Protests open new racial faultline
Political observers in Malyasia say that the ugly scenes at Sunday's rally represented a new era of racial activism. Read on...india Updated: Nov 26, 2007 18:46 IST
Unprecedented street protests by ethnic Indians have opened up a new fault line in Malaysia's tense race relations, posing a major problem for the government as it faces elections, analysts said on Monday.
Political observers in the multicultural nation, where minority Indians and ethnic Chinese live alongside the dominant Malay Muslim community, said the ugly scenes at Sunday's rally represented a new era of racial activism.
"It is quite clear we will have an emboldened community willing to fight for their rights. It's almost a renaissance or a rebirth," said leading commentator Charles Santiago.
"The young Indian population out there especially see discrimination on a daily basis ...For a lot of them, they feel they have nothing to lose."
At least 8,000 protesters including women and young people massed near Kuala Lumpur's iconic Petronas Towers -- meeting stiff resistance from police who beat them with batons and unleashed gas and chemical-laced water.
The rally was officially in support of a multi-trillion dollar lawsuit accusing former colonial ruler Britain of being at the root of Indians' economic problems by bringing their ancestors here as indentured labourers in the 1800s.
But it was more squarely aimed at the ruling United Malays National Organisation (UMNO), which stands for Malay interests and has ruled the nation since independence a half-century ago.
While Malays control the political scene and the Chinese population is dominant in business, Indians complain they run a distant third in terms of wealth, education and opportunities.
Analysts said that although they had long been a silent minority, many ethnic Indians have become radicalised by the increasing "Islamisation" of Malaysia, which minorities see as undermining their rights.
The destruction of hundreds of Hindu temples in recent years, sometimes with bulldozers moving in even as devotees were praying, has also caused intense anger.
"The Indians have become alienated and that has basically transformed the nature of resistance," said political analyst P Ramasamy, noting that ethnic Indian professionals were well represented at the protest.
"The character of struggle has changed. It has taken on a Hindu form -- Hinduism versus Islam. And this is something that should not have taken place in a multi-racial society."
Ramasamy said he was certain there would be more protests, raising the specter of serious racial violence -- not seen since 1969 and something all sides on Malaysia's political scene are desperate to avoid.

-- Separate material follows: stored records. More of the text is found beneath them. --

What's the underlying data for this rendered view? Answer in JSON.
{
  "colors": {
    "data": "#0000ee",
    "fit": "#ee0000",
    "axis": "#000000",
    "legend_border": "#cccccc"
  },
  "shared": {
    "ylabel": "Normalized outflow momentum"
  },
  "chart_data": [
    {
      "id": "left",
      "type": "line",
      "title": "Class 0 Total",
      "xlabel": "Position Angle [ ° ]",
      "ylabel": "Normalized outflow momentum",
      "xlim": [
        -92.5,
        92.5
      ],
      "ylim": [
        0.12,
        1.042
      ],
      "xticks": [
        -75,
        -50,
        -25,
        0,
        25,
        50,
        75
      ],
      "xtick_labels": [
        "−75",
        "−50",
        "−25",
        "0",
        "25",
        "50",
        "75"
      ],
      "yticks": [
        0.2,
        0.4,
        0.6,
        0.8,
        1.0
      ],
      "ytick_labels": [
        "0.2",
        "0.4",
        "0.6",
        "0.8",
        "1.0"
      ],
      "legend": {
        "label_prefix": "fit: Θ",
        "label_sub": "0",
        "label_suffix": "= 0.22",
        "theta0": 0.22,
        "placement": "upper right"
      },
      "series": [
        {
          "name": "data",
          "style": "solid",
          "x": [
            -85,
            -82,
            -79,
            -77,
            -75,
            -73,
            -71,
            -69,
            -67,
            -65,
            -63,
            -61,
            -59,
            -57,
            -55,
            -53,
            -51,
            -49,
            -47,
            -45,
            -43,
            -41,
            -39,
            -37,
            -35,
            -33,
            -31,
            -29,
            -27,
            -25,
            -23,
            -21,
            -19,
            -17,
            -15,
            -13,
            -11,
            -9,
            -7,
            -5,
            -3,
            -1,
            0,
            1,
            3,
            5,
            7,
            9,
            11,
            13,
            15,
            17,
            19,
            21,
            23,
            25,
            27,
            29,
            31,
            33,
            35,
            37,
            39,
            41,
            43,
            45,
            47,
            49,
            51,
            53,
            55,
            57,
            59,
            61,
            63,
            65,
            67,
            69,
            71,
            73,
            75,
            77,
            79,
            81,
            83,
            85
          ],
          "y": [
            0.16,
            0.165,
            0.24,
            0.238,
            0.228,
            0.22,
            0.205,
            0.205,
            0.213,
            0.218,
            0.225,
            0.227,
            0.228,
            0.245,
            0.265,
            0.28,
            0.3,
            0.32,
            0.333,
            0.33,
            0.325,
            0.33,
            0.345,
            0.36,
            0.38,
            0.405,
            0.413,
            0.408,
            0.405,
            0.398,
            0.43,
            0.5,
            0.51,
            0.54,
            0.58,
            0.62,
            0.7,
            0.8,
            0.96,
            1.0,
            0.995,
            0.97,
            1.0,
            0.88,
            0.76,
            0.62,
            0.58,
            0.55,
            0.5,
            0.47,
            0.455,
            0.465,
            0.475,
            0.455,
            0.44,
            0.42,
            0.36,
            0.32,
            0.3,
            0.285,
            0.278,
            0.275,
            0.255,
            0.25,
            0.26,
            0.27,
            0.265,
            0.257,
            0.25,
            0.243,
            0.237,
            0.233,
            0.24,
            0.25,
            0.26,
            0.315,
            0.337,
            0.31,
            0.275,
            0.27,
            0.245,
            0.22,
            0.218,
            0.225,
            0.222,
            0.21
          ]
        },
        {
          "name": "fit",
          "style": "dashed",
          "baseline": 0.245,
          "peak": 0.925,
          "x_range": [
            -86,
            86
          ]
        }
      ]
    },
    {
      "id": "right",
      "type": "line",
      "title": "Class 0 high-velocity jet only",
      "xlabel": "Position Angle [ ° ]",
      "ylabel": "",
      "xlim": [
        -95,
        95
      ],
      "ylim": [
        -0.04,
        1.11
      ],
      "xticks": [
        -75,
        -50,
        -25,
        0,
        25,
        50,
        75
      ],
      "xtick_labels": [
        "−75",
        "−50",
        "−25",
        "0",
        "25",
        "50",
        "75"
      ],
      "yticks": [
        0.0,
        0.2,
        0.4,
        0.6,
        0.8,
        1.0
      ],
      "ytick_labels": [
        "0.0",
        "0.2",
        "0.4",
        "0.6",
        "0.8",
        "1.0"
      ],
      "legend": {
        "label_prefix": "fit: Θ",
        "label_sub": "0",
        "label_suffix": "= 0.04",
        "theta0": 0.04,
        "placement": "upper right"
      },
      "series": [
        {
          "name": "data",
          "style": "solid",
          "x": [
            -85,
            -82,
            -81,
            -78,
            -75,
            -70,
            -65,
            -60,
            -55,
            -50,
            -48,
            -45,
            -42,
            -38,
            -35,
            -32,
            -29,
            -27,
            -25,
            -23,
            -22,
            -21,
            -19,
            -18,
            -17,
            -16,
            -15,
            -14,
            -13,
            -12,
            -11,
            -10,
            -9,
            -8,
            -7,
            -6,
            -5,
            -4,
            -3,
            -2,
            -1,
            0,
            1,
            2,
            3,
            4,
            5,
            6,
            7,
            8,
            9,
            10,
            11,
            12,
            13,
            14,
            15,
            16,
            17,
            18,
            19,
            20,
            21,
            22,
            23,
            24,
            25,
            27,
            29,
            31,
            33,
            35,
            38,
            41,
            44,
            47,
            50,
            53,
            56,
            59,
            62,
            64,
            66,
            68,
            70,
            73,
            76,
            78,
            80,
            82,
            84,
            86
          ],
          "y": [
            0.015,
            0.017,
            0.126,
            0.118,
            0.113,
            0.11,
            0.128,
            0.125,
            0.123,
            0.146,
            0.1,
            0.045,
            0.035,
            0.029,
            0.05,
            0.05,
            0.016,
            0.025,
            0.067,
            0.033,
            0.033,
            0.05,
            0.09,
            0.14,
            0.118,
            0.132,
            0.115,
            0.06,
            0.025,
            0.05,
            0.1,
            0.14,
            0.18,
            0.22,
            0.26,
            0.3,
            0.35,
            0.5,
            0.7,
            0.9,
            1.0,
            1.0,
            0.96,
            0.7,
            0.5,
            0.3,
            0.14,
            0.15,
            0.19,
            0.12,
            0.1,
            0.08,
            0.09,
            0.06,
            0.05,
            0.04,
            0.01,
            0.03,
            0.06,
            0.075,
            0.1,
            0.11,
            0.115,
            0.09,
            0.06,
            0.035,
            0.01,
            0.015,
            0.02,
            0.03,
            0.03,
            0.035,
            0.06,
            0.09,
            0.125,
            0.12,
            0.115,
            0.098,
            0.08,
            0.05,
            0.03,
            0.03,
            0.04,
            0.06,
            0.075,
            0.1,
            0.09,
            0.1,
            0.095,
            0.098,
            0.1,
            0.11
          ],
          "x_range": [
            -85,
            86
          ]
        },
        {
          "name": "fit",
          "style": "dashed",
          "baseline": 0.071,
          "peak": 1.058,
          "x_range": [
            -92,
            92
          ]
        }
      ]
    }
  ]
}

The protests, which come shortly after another mass rally calling for election reforms, are a major headache for the government, which had been expected to call elections early next year.
UMNO rules in a coalition with race-based parties including the Malaysian Indian Congress (MIC), which has been under fire for its handling of the crisis.
"I think it's very clear the MIC cannot speak on behalf of the Indian community any more," Ramasamy said. "Elections are around the corner and whether their majority will be reduced we will see."
Ordinary Malaysian Indians interviewed Monday defended the protests saying they were forced onto the streets by a government that had ignored their grievances for decades.
"I think its a stepping stone for a better future, although change may not come overnight," communications executive Thavamalar Muniandy told AFP in the capital's ethnic Indian Brickfields district.
"In my opinion the protest achieved its objective -- we got the world to focus on us and the government can no longer ignore our concerns," said 24-year-old law student Sivamalar Ganapathy.
A retiree who gave his name as Subramanian said that since the 1960s conflict that pitted Chinese against Malays fearful of marginalisation, the nation had focused too much on elevating majority Muslims.
"Sadly, we were often neglected in the process of development and side-tracked," he said.
"I'm sad to see that even after 50 years of independence we have to resort to such measures to express our dissatisfaction in a civilised country."